ABSTRACT

This book is both an end and a beginning. It is an end result of CRIMPREV, a Coordinated Action financed by the European Union under the 6th Framework Programme from 2006 to 2009, in which we organized a comparative seminar looking into factors enhancing or restraining primary and secondary criminalization in Europe. The seminar was organized in April 2007 at the start of the project. The authors of the different chapters in this book were also the original contributors to the seminar. Since that date, the field we were discussing has known significant developments. As such, this book participates in a broader movement which has developed over the last years aiming at understanding punitiveness and the mechanisms behind it by analysing both similarities (e.g. Garland 2001; Wacquant 2006) and national differences in punishment trends between countries (e.g. Tonry 2001, 2007; Whitman 2003; Cavadino and Dignan, 2006; Lacey 2008).
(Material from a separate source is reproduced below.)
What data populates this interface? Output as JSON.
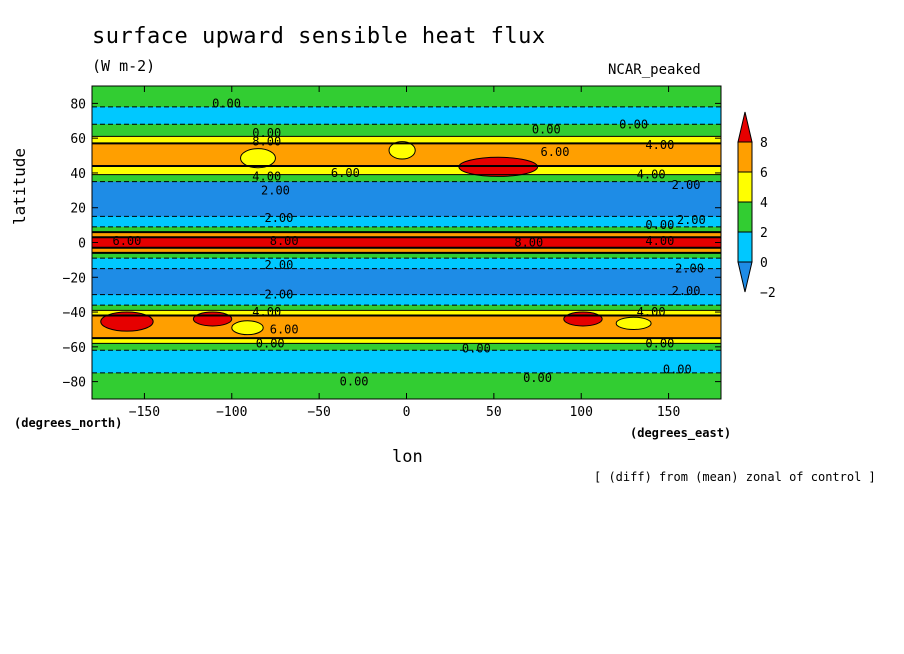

The emphasis on ‘resistance’, however, indicates that this book wants to look at factors in those mechanisms that allow for choices to be made, primarily at the political and judicial levels. It attempts to do so within a ‘European’ context, in which ‘Europe’ is understood both in a comparative sense, looking at differences between European states, and in an institutional sense, looking at European institutions such as the Council of Europe or the European Union. We therefore do not claim to deal in this book with all the ‘risk and protective factors’ (Tonry 2007: 13-38) known to influence levels of punitiveness in different countries. This book wants to discuss a selection of what could be perceived as protective factors in a more horizontal, transnational way, trying to understand how these may – or may not or only partly – contribute to the aim of achieving more ‘penal moderation’ (Loader 2010) in Europe.